Please, read carefully before engaging our consulting services, purchasing training courses or accessing or downloading any training material from our website. By clicking on the "I accept" button, you agree to these terms and conditions which will bind you and your employees, agents and representatives if you are an employer. If you do not agree to these terms, you must discontinue the purchasing process now.

The engagement of our consulting services (‘services’) is subject to negotiation and mutual agreement between Knewrow and the client. Under this arrangement, the client is required to make a non-refundable deposit to Knewrow for the service purchased.

The purchase of training courses and training materials (‘products’) are subject to the prices as set out for the relevant product and the granting of a non-exclusive, non-transferable licence to use the product on the following terms:

  • Not to copy the product purchased except where such copying is incidental or necessary for the purposes of completing the relevant course;

  • Not to rent, lease, sub-license, loan, translate, merge, adapt, vary or modify the product purchased;

  • Not to alter, or modify, the whole or any part of the product purchased nor permit the same to be combined with, or become incorporated into, any other materials;

  • To supervise and control the use of the product purchased; ensuring that they are used in accordance with the terms of this licence;

  • Not to provide or otherwise make available the product purchased, in whole or in part, in any form to any person without prior written consent from Knewrow.

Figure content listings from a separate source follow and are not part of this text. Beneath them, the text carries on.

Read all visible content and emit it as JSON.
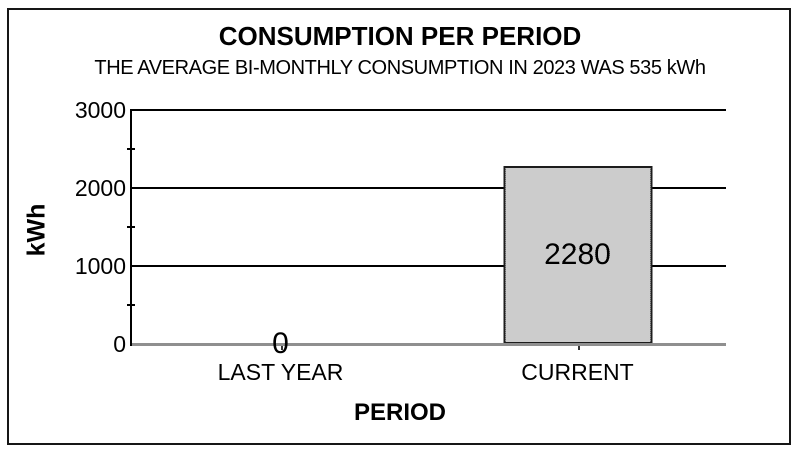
{
  "window": {
    "background": "#ffffff",
    "border_color": "#161616"
  },
  "chart_data": {
    "type": "bar",
    "title": "CONSUMPTION PER PERIOD",
    "subtitle": "THE AVERAGE BI-MONTHLY CONSUMPTION IN 2023 WAS 535 kWh",
    "categories": [
      "LAST YEAR",
      "CURRENT"
    ],
    "values": [
      0,
      2280
    ],
    "xlabel": "PERIOD",
    "ylabel": "kWh",
    "ylim": [
      0,
      3000
    ],
    "yticks": [
      0,
      1000,
      2000,
      3000
    ],
    "minor_yticks": [
      500,
      1500,
      2500
    ],
    "grid": true,
    "legend_position": "none",
    "bar_style": "gray dotted halftone fill with black border, value labels centered on bars",
    "colors": {
      "gridline": "#000000",
      "baseline": "#8f8f8f",
      "bar_border": "#1c1c1c",
      "bar_pattern_gray": "#9a9a9a",
      "text": "#000000"
    }
  }
}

Clients may purchase a product either online or offline and all payments made are non-refundable. However, where a course has been purchased, clients may transfer their registration for one course to another course up to 10 working days prior to the original course date. Once a client has transferred, no refunds can be made for the cancellation of either course. Only one transfer by any client may be made.

If a client cancels a course, such cancellation must be made no later than 10 working days before the start of the relevant course. We will only accept cancellations that are made in writing. If a client fails to attend a course or a cancellation is sought within the 10 working days prior to the start of such course, full payment will be required.

Payment can be made using an authorised credit card at the time of the transaction on our website or by transfer or lodgment into Knewrow’s account where purchase is made offline. Receipts for payment are provided in electronic format, in the case of online purchase or non-electronic format in the case of offline purchase either 30 days from date of invoice or at least 10 working days before the start of the course, whichever is sooner. We take all necessary steps to ensure that any information provided by you for the purposes of payment will be kept secure.

If a refund is approved by Knewrow, it will be made through the original mode of payment only. We reserve the right to cancel a course at any time. In such circumstances, we will offer alternative dates or a full refund.

If any incorrect information is provided resulting in an incorrect fee charged for a particular product, we reserve the right to adjust the fee (upwards or downwards) so that it is the correct fee.

You acknowledge that all intellectual property rights in the services and/or products, anywhere in the world, belong to Knewrow; that rights in the products are licensed (not sold) to you; and that you have no rights in, or to, the products other than the right to use them in accordance with the terms of this licence.

You, hereby, consent and agree that, by your purchase of Knewrow’s products, you have authorized Knewrow to use your company logo, feedback and comments on knewrow’s website and in connection with certain publicity and promotional materials that Knewrow may disseminate to the public. However, this does not, in anyway, create a partnership.

In the event of a force majeure, including any act, event, non-happening, omission or accident beyond our reasonable control, our performance is deemed to be suspended for the period that the force majeure event continues, and we will have an extension of time for performance for the duration of that period. We will use our reasonable endeavours to bring the force majeure event to a close or to find a solution by which our obligations may be performed despite the force majeure event.

If we fail, at any time, during the term of this licence, to insist upon strict performance of any of your obligations, or if we fail to exercise any of the rights or remedies to which we are entitled, this shall not constitute a waiver of such rights or remedies and shall not relieve you from compliance with such obligations.

A waiver by us of any default shall not constitute a waiver of any subsequent default. No waiver by us of any of these terms and conditions shall be effective unless it is expressly stated to be a waiver and is communicated to you in writing.

If any provision of these terms is held by any competent authority to be invalid or unenforceable in whole or in part, the validity of the other provisions of these terms and the remainder of the provision in question shall not be affected thereby.

The terms are governed by the laws of the Federal Republic of Nigeria and the parties submit to exclusive jurisdiction of the courts of Nigeria.

These terms represent the entire agreement between us in relation to the purchase of products and supersede any prior agreement, understanding or arrangement between us, whether oral or in writing. We each acknowledge that, in entering into these terms, neither of us has relied on any representation, undertaking or promise given by the other or be implied from anything said or written in negotiations between us prior to entering into these terms, except as expressly stated in these terms and conditions.

Neither of us shall have any remedy in respect of any untrue statement made by the other, whether orally or in writing, prior to the date of entering into these terms (unless such untrue statement was made fraudulently) and the other party’s only remedy shall be for breach of contract as provided in these terms and conditions.

We have the right to revise and amend these terms and conditions from time to time.